И вышло полное торжество.
А когда ужин кончился, пришел Горкин. Он спал после обеда, освежил и Василь Василича. Спрашиваю его:
– А что… говорил-то ты… «будто весна пришла»? бу-дет, а?..
Он мне мигает хитро: бу-дет. Но что же будет?
Фирсанов велит убирать столы в зале, а гостей просят перейти в гостиную, в спальню, откуда убраны ширмы и кровати, и в столовую. «Трынщиков» просят чуть погодить, проветрить надо, шибко накурено, головы болят у барынь. Открыли настежь выставленные в зале рамы. Повеяло свежестью снаружи, арбузом будто. Потушили лампы и пылкие свечи в канделябрах. Обносят – это у нас новинка – легким и сладким пуншем; для барынь – подносы с мармеладом и пастилой, со всякими орешками и черносливом, французским, сахарным, и всякой персидской сладостью…
И вдруг… – в темном зале, где крендель на рояле, заиграл тихо, переливами, детский простой органчик, какие вставляются в копилочки и альбомчики… нежно-нежно так заиграл, словно звенит водичка, радостное такое, совсем весеннее. Все удивились: да хорошо-то как, простенькое какое, милое… ах, приятно! И вдруг… – соловей!.. живой!.. Робея, тихо, чутко… первое свое подал, такое истомно-нежное, – ти-пу… ти-пу… ти-пу… – будто выкликивает кого, кого-то ищет, зовет, тоскуя…
Солодовкин-птичник много мне после про соловьев рассказывал, про «перехватцы», про «кошечку», про «чмоканье», про «поцелуйный разлив» какой-то…

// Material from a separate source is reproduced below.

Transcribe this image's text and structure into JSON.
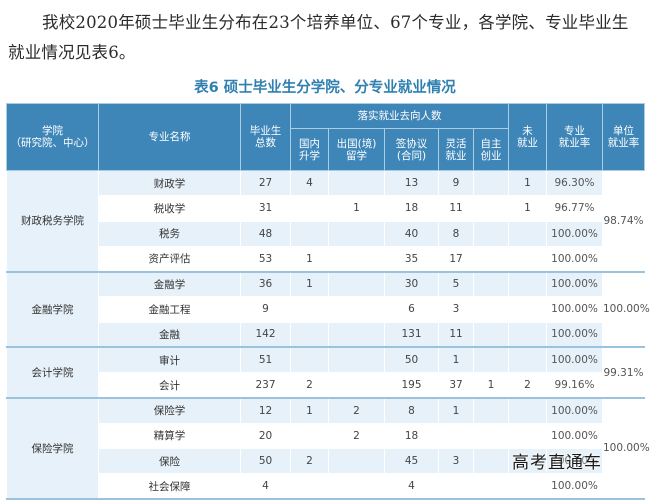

Все так и затаились. Дышать стало даже трудно, от радости, от счастья, – вернулось лето!.. Ти-пу, типу, ти-пу… чок-чок-чо-чок… трстррррррр… – но это нельзя словами. Будто весна пришла. Умолк органчик. А соловушка пел и пел, будто льется водицей звонкой в горлышке у него. Ну, все притихли и слушали. Даже дядя Егор, даже ворчунья Надежда Тимофеевна, скряга-коровница, мать его…
Чокнул в последний раз, рассыпал стихавшей трелью – и замолчал. Все вздохнули, заговорили тихо: «Как хорошо-то… Го-споди!.. – будто весной, в Нескучном…»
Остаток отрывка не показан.